Ele explica que no início dos anos 1990 houve a retirada dos garimpeiros. Essa decisão foi tomada, de forma espetaculosa, pelo presidente Fernando Collor ainda em seu primeiro dia de mandato. Ele sabia que a questão Yanomami receberia holofotes junto à mídia internacional e poderia lhe render visibilidade. “Collor apareceu em trajes militares enquanto ocorria a explosão de pistas de garimpo”, lembra.
“A atual ação pode dar novos rumos ao cenário. Se houver uma atuação dos índios em parceria com órgãos de controle, associações indigenistas, pesquisadores e a presença do Estado por meio das Forças Armadas e PF, eu acredito que os povos e suas terras possam ser respeitados.
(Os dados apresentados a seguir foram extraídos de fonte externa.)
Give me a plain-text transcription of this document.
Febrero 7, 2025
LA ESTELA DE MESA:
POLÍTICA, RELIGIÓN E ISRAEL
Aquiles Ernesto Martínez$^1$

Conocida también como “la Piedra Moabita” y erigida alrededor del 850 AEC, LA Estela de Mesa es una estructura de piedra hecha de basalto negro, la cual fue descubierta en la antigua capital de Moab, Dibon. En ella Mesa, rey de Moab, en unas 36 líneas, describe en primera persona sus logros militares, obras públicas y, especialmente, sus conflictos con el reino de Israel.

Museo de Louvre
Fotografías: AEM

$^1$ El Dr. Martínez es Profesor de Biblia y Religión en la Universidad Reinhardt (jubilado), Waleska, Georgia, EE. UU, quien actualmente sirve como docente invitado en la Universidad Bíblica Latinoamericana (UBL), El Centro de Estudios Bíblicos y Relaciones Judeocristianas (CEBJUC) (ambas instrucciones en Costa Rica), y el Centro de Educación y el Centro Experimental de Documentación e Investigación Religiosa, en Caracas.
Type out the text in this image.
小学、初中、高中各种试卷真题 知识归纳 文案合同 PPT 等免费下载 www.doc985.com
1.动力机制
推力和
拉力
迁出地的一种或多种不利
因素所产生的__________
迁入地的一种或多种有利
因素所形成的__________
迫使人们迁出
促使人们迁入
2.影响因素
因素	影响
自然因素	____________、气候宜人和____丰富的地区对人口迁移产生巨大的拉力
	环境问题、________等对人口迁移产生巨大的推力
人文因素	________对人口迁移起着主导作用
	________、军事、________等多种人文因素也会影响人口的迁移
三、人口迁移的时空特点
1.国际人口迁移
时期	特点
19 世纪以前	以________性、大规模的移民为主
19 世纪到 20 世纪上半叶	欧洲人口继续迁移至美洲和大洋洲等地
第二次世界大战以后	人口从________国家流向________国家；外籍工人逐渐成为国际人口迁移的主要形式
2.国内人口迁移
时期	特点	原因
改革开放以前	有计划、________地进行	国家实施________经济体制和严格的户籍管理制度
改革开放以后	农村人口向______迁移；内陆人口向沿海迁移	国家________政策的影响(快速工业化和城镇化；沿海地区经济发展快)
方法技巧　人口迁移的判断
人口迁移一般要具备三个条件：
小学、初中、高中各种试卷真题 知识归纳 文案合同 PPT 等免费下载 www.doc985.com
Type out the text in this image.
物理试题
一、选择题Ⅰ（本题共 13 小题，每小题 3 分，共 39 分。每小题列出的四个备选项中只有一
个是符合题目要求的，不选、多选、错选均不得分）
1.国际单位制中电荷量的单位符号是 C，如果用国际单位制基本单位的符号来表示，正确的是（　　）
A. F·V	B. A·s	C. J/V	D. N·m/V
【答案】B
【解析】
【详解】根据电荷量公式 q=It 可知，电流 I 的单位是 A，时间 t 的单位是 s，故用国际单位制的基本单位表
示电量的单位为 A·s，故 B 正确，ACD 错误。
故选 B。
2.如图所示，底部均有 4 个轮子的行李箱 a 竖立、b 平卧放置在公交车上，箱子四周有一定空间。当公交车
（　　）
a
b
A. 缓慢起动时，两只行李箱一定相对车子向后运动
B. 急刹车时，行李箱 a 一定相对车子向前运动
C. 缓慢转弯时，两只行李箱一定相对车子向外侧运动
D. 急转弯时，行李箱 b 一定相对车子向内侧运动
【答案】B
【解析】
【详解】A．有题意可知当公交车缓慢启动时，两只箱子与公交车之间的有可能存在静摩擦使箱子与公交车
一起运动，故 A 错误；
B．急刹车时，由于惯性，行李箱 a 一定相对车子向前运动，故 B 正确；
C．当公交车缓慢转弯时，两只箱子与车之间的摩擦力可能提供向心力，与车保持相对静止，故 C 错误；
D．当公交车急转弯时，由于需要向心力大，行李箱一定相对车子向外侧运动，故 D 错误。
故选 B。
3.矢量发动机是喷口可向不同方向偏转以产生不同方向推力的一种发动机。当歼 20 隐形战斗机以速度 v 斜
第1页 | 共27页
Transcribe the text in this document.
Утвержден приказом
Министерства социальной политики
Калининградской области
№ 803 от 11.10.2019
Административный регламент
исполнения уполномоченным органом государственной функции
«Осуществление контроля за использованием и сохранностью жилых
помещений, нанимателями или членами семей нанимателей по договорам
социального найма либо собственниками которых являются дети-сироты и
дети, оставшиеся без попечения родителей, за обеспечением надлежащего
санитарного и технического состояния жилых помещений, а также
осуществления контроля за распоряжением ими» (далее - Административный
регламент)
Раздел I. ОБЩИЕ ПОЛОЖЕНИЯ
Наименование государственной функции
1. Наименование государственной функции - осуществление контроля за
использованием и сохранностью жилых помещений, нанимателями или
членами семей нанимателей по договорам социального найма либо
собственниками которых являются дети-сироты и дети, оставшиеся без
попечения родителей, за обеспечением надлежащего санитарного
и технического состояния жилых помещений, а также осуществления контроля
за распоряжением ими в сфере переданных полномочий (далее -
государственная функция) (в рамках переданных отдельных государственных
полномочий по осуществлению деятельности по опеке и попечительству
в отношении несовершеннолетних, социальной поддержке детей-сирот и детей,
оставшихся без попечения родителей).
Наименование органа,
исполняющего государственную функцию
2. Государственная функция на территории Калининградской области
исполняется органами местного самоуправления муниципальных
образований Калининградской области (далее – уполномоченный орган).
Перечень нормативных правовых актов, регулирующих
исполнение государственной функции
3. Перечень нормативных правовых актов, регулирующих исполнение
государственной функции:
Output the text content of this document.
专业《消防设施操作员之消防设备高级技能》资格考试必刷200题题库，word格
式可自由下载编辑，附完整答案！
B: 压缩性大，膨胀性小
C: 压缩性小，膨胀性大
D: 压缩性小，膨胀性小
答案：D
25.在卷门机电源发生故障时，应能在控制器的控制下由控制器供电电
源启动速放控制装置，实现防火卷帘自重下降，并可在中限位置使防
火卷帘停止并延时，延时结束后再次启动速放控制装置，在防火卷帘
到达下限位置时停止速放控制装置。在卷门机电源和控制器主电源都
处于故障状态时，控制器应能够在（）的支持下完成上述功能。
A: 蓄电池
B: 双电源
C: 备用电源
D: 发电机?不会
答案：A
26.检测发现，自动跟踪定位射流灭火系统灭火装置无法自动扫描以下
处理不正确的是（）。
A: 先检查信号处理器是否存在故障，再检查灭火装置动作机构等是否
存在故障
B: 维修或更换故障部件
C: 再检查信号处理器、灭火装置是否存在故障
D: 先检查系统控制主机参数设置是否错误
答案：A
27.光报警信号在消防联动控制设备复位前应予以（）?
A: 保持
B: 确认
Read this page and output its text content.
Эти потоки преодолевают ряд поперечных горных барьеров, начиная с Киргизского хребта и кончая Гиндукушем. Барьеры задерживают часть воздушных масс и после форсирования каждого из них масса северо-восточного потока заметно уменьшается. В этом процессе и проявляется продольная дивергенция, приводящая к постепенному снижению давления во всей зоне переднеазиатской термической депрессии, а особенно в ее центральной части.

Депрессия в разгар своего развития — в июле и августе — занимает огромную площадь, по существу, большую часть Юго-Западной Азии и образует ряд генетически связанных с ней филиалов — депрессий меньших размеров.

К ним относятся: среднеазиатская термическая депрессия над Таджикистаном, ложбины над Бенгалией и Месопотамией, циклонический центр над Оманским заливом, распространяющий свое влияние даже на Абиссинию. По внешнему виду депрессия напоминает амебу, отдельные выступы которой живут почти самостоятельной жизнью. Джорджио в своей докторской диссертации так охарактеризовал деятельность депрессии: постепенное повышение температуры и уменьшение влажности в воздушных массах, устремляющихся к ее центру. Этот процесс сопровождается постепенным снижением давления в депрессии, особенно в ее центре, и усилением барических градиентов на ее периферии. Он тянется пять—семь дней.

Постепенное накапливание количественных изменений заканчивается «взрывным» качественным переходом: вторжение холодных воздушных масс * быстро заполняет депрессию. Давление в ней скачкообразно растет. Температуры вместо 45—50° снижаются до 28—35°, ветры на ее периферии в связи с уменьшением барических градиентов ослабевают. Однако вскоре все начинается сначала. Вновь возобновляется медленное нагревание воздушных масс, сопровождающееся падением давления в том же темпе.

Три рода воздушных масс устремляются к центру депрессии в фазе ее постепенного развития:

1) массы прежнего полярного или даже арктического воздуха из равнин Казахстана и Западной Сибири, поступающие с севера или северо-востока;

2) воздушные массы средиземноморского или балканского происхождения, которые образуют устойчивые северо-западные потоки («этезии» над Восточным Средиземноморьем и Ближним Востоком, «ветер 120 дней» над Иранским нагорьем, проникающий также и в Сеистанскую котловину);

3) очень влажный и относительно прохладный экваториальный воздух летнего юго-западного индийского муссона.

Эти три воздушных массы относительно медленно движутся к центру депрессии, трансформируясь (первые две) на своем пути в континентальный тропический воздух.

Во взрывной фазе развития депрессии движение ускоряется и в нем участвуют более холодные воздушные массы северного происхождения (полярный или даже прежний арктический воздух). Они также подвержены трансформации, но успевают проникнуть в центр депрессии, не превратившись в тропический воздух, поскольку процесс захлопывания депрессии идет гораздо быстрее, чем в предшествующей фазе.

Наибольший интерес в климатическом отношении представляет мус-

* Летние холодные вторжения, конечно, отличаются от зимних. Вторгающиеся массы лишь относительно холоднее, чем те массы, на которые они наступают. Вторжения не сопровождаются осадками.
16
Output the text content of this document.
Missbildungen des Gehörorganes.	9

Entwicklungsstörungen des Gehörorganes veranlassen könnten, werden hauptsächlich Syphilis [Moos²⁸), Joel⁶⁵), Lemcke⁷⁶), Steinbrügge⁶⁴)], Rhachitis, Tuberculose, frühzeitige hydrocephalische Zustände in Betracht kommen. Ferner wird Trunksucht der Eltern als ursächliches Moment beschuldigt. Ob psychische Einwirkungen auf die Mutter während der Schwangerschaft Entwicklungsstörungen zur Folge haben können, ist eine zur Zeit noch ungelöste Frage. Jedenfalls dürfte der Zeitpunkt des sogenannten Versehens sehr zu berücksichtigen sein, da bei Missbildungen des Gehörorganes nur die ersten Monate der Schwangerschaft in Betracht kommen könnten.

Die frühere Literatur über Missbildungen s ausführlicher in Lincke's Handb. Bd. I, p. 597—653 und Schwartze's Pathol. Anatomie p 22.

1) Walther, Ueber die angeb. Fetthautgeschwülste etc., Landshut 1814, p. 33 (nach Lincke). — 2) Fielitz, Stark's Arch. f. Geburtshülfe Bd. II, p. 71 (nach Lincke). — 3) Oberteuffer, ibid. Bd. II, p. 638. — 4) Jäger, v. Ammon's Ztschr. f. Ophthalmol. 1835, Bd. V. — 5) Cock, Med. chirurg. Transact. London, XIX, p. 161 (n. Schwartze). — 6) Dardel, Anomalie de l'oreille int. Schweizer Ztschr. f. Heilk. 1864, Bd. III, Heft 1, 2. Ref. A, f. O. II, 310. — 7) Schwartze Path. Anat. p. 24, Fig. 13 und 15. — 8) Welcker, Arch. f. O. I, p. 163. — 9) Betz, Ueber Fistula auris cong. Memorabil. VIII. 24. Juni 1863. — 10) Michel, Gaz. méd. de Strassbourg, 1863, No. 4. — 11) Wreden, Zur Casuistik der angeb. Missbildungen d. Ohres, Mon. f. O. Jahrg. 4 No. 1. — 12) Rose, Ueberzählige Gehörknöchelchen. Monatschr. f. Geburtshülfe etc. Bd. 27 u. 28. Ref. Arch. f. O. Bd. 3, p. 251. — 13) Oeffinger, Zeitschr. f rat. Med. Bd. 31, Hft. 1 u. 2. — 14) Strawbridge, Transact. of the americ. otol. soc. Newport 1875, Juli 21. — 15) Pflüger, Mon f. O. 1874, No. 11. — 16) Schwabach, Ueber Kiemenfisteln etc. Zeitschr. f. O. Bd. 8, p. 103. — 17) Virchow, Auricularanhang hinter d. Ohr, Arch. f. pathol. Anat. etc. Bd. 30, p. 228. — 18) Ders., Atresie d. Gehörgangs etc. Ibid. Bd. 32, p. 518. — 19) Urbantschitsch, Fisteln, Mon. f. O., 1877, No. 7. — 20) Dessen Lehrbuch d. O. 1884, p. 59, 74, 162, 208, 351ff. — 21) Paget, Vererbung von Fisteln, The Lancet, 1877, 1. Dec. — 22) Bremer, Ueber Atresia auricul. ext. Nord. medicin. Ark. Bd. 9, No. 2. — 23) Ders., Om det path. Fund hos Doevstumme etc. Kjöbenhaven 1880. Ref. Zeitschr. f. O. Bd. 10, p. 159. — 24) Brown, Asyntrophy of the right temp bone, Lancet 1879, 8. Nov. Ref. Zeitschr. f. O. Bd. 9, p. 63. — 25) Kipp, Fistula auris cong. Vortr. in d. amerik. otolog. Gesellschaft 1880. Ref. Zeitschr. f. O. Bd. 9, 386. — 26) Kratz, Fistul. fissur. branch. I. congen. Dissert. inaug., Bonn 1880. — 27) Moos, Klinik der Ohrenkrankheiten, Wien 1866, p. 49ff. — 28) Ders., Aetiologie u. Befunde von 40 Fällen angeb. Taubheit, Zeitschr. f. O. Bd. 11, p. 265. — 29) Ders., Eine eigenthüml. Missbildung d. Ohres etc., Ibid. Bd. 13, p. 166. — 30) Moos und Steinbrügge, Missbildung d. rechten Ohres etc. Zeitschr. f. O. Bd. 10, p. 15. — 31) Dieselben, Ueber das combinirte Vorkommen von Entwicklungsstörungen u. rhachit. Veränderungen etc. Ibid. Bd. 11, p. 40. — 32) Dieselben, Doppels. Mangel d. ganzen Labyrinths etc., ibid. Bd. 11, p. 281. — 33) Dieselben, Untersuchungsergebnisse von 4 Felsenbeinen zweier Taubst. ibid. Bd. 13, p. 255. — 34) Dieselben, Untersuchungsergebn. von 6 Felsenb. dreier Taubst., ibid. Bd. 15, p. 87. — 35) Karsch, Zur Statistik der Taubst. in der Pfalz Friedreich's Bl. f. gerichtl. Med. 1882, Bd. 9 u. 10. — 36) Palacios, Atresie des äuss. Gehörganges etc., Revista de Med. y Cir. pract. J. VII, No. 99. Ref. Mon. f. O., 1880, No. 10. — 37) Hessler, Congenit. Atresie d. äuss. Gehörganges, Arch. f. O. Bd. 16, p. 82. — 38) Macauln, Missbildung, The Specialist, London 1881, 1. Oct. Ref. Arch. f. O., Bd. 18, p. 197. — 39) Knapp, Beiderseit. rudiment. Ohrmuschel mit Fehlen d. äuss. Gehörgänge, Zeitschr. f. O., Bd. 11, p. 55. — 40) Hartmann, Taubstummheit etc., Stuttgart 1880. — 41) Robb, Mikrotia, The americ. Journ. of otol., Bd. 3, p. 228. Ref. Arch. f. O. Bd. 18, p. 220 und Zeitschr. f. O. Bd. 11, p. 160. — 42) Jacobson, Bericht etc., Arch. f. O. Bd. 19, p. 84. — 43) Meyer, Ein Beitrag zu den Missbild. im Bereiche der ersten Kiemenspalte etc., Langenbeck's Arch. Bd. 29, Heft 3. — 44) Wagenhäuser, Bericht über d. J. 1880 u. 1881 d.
Isso tudo tem um custo alto. Entretanto, se houver interesse por parte das autoridades, essa nova fase pode gerar possibilidades de manter uma situação adequada, resultando no crescimento demográfico das populações, na criação de novas aldeias, nos espaços de roças e em uma relação mais saudável, com condições básicas de cidadania, e na erradicação das doenças e da degradação ambiental”, diz.